A version of this piece was published on Mbird.com.
In the past fourteen months I have started a degree, I have quit a job, I have left the home I knew and returned to a home I knew before. I have become a mother.
I have changed.
I have not changed altogether willingly. I know that some move away for new adventures, I know some take on challenges with gusto. I know some welcome children with grace and excitement.
I have never been one of those people.
I wept when I left the home we just sold, even though I knew it was time to go. I didn’t feel I was a mother until my midwife told me to reach down for my baby, until I saw him, until I knew his name. I didn’t turn in my last timesheet and walk into the sunset, I closed my computer and blinked – what now? I have required change to yank me over the edge; I have never surrendered to it.
This kind of change squeezes you through a tube. You have to contort, to adjust, to shapeshift your life and your perspective and your habits.
I was afraid that motherhood would change me. That it would change my marriage, my dreams, my future. And it has, of course. This you know, if you’re a parent. But if you’re not a parent I think you might know, too. It’s not parenthood.
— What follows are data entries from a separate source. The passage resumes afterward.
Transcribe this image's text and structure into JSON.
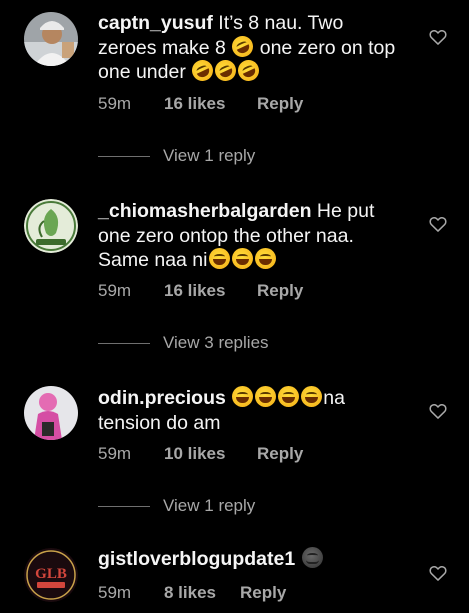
{
  "comments": [
    {
      "username": "captn_yusuf",
      "text": " It’s 8 nau. Two zeroes make 8 ",
      "text2": " one zero on top one under ",
      "time": "59m",
      "likes": "16 likes",
      "reply": "Reply",
      "view_replies": "View 1 reply",
      "avatar_icon": "user-photo-avatar"
    },
    {
      "username": "_chiomasherbalgarden",
      "text": " He put one zero ontop the other naa. Same naa ni",
      "time": "59m",
      "likes": "16 likes",
      "reply": "Reply",
      "view_replies": "View 3 replies",
      "avatar_icon": "herbal-logo-avatar"
    },
    {
      "username": "odin.precious",
      "text": "na tension do am",
      "time": "59m",
      "likes": "10 likes",
      "reply": "Reply",
      "view_replies": "View 1 reply",
      "avatar_icon": "pink-figure-avatar"
    },
    {
      "username": "gistloverblogupdate1",
      "text": "",
      "time": "59m",
      "likes": "8 likes",
      "reply": "Reply",
      "avatar_icon": "glb-logo-avatar",
      "avatar_text": "GLB"
    }
  ],
  "colors": {
    "background": "#000000",
    "text": "#f5f5f5",
    "muted": "#a8a8a8"
  },
  "icons": {
    "like": "heart-outline-icon",
    "laugh": "rolling-laughing-emoji",
    "grin": "grinning-squinting-emoji",
    "dark_face": "dark-face-emoji"
  }
}
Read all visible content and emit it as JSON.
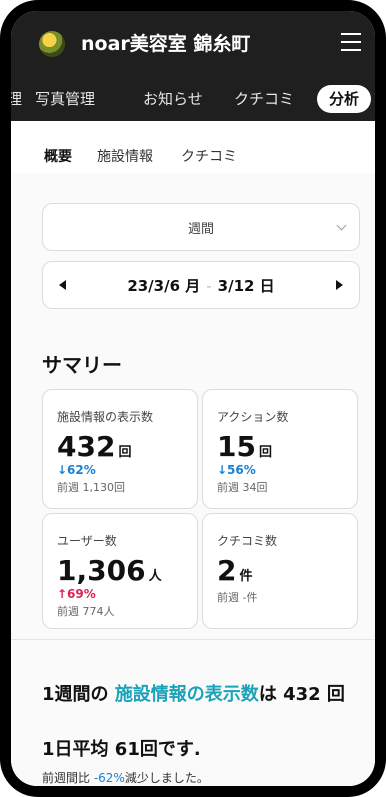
{
  "header": {
    "brand": "noar美容室 錦糸町",
    "logo": "salon-logo-icon",
    "menu": "hamburger-menu-icon"
  },
  "tabs": [
    {
      "label": "理"
    },
    {
      "label": "写真管理"
    },
    {
      "label": "お知らせ"
    },
    {
      "label": "クチコミ"
    },
    {
      "label": "分析",
      "active": true
    }
  ],
  "subtabs": [
    {
      "label": "概要",
      "active": true
    },
    {
      "label": "施設情報"
    },
    {
      "label": "クチコミ"
    }
  ],
  "period": {
    "selected": "週間"
  },
  "range": {
    "start": "23/3/6 月",
    "sep": "-",
    "end": "3/12 日"
  },
  "summary": {
    "title": "サマリー",
    "cards": [
      {
        "label": "施設情報の表示数",
        "value": "432",
        "unit": "回",
        "change": "↓62%",
        "prev": "前週 1,130回"
      },
      {
        "label": "アクション数",
        "value": "15",
        "unit": "回",
        "change": "↓56%",
        "prev": "前週 34回"
      },
      {
        "label": "ユーザー数",
        "value": "1,306",
        "unit": "人",
        "change": "↑69%",
        "prev": "前週 774人"
      },
      {
        "label": "クチコミ数",
        "value": "2",
        "unit": "件",
        "change": "",
        "prev": "前週 -件"
      }
    ]
  },
  "insight": {
    "prefix": "1週間の",
    "highlight": "施設情報の表示数",
    "suffix": "は 432 回",
    "line2": "1日平均 61回です.",
    "note_prefix": "前週間比 ",
    "note_value": "-62%",
    "note_suffix": "減少しました。"
  },
  "colors": {
    "accent": "#1aa3b8",
    "down": "#1a80d6",
    "up": "#e02050",
    "bar": "#1f1f1f"
  }
}
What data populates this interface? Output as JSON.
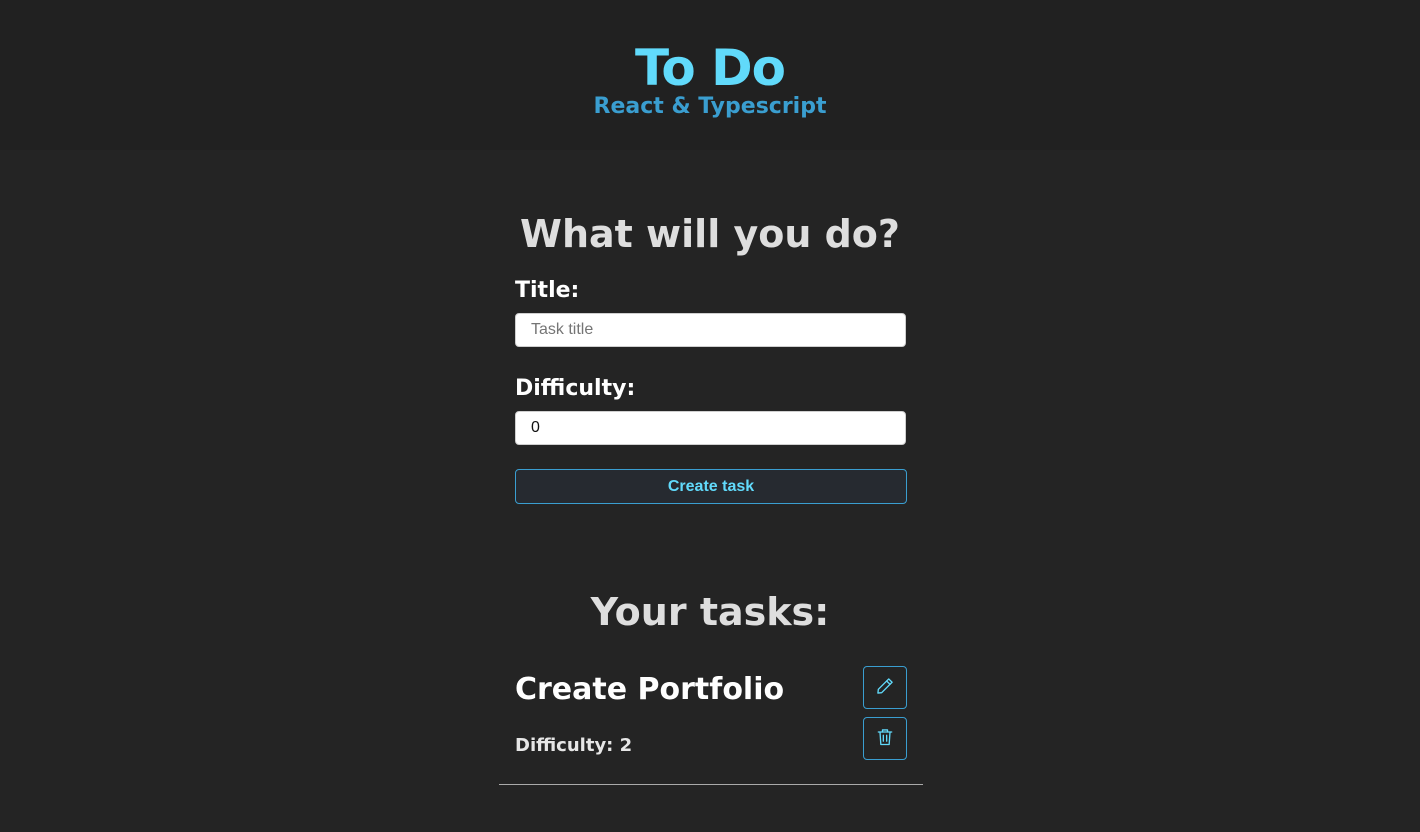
{
  "header": {
    "title": "To Do",
    "subtitle": "React & Typescript"
  },
  "form": {
    "heading": "What will you do?",
    "title_label": "Title:",
    "title_value": "",
    "title_placeholder": "Task title",
    "difficulty_label": "Difficulty:",
    "difficulty_value": "0",
    "submit_label": "Create task"
  },
  "tasks": {
    "heading": "Your tasks:",
    "items": [
      {
        "title": "Create Portfolio",
        "difficulty_text": "Difficulty: 2",
        "edit_icon": "pencil-icon",
        "delete_icon": "trash-icon"
      }
    ]
  },
  "colors": {
    "background": "#242424",
    "header_background": "#212121",
    "accent": "#61dafb",
    "accent_dark": "#3a9ed0"
  }
}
It’s any change, in and of itself.
Transitions are inherently disturbing because we’re afraid of what we’re losing, we’re afraid that different might be worse. We’re afraid of our relationships changing. We’re afraid that when a friend gets married or gets pregnant or moves away or changes jobs or changes their mind that they will be so intrinsically different that they won’t be compatible with us anymore.
I have spent more than a year terrified of change. And yet, one month after leaving what was home, three months after leaving a job that gave me immense purpose, fourteen months after becoming a parent, I am left with this fact: I am different. My fearsome truth is that I don’t remember what it felt like to be the me of two years ago. I don’t remember what it felt like to share her motivations, to move about my day like her. I don’t know how to get back to her. We have a lot in common. We would be friends; we would understand each other. But we are not the same person.
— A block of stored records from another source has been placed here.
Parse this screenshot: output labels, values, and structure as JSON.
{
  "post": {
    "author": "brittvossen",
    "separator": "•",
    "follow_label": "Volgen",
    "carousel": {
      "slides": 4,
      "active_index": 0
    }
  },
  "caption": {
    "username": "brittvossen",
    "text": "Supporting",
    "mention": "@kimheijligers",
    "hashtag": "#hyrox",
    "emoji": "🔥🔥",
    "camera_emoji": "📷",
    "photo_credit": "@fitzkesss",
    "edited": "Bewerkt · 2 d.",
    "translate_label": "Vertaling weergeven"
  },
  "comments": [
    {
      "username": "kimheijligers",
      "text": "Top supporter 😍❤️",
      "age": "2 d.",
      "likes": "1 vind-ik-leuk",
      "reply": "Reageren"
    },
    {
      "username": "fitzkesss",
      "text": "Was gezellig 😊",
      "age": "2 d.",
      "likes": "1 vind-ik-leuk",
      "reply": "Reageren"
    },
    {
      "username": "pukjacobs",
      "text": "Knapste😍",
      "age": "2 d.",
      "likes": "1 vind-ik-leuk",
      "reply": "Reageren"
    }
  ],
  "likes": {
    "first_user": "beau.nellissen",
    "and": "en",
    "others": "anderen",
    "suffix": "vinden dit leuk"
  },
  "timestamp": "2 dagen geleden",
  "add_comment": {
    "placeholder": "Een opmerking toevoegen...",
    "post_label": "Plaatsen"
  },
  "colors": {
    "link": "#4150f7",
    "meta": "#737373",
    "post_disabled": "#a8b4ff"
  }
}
I have seen Pinterest quotes about this, I have seen encouragement to moms on Instagram. The you before kids is still in there.
I’m sorry, Instagram, but no, she is not. Or if she is, she is dormant; she has been starved.
Have you ever asked yourself, is the me before the trauma really still in there?
Is the me before the career change really still in there?
Is the me before the loss really still in there?
And what if they’re not? What if that would be to deny the power of the event, the ways you chose tenacity and cleverness and grace and joy and honesty, because change demanded it of you?
And what if that’s ok?
I’ve wrestled with this, I’ve let it be the knitting hook that wove knot after knot in my stomach. I’ve let it be the nag that screams in my head that I will lose my friends, my network, I will lose what makes me me.
But it hasn’t.
There’s an idea associated with this in the Bible – sanctification. It’s the idea that over the course of our lives, if we’re delighting ourselves in the Lord and surrendering ourselves to his will, that He is making us more like Himself. It’s the idea that God does not leave us where we are, that leaving an old self behind is not something to regret, but that sometimes letting the old things die is how we move toward what we need to become.
And this is the truth: sometimes the fears surrounding change will come to fruition. Sometimes the different feels worse for a time. Sometimes the inertia of my change is not compatible with the inertia of my friends’ changes. Sometimes this looks like hard work and awkwardness. Sometimes this looks like goodbye. And sometimes this looks like momentum toward something new, something wonderful, in ways that you never could have expected.
We have this idea that while our circumstances change we shouldn’t have to. We have this idea that if our friends change in ways that make us uncomfortable we should dig in our heels against the orbit of our lives.
But this other idea, this idea of good change toward a sanctified end, is richer, sweeter, and it’s rooted in truth.
Whether you are a person of faith or not, I encourage you with this: letting an old self go and opening your heart to change is not a selfish act, it’s not even a courageous act or a valiant act or a self-righteous one, it might be even simpler than any of that – maybe it’s just opening up to the way things are supposed to be. If you’re exhausted by resisting change, by holding onto a version of your past self because you’re afraid of what you’ll lose, you can surrender to what you might become.
Perhaps this inclination toward change is rooted in an ancient and sacred idea of God making you more like Himself.